One person goes on vacation and everything else comes to a stand still.
Seems like most people are just sitting on their hands doing nothing and very few are actually productive with anything
One person goes on vacation and everything else comes to a stand still.
Seems like most people are just sitting on their hands doing nothing and very few are actually productive with anything
There is some irony to the downvotes @1brn+1omuNUDN is receiving.
If Price's Law is in effect here, then separating the weakest links should actually improve things. Or at the very least save money by eliminating the dead weight.
That's sounds as a team in Purchasing, they are useless. They always pick the wrong supplier and nobody blames them for their choices. At least the Beach Boys Gang is exposing Purchasing as a useless group including STA, Finance and OCE. Bunch of mo--ns, they do not do any engineering but push their imaginary targets on engineering necks. If you check Super CDSID, thore organizations have more heads that UnSE Div. that really does engineering. Even IT are useless, they do not to be full time employees, they do nothing relevant, no real engineering jobs, send them to work at LAP, OAP, KAP, LTPO, STP, VDTP so they appreciate what UAW do.

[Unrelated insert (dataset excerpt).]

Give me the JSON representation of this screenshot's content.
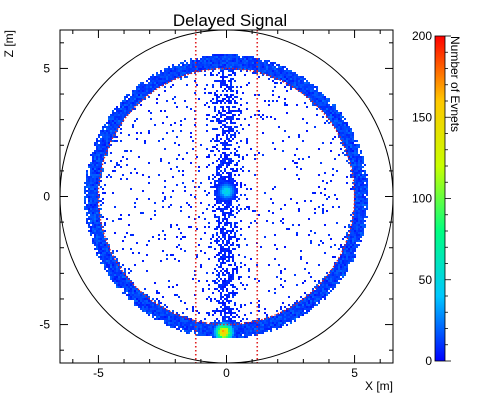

OP is describing Price's Law: half the output is accomplished by the square root of the number of people involved. Thumb in the air here indicates... that 85% of the white-collar work done here is from a mere 500 people.
We used to have redundancies to cover these things.
Used to.
The company will be stronger after the separations.
Agree. This is becoming the norm with all the off-shoring. Manager in NA goes on vacation for a week. Before leaving, gives a list of tasks to his staff in India. Comes back to find out not only did they not complete a thing, now they are taking vacation themselves. Of course, he will probably be separated, b/c his "team" can't perform. You get what you pay for. Stop with the off shoring!
You should have watched the townhall this morning.
Everything is fine.
"Most'? That's quite the leap from your single observation.
Not all teams are as dysfunctional as yours.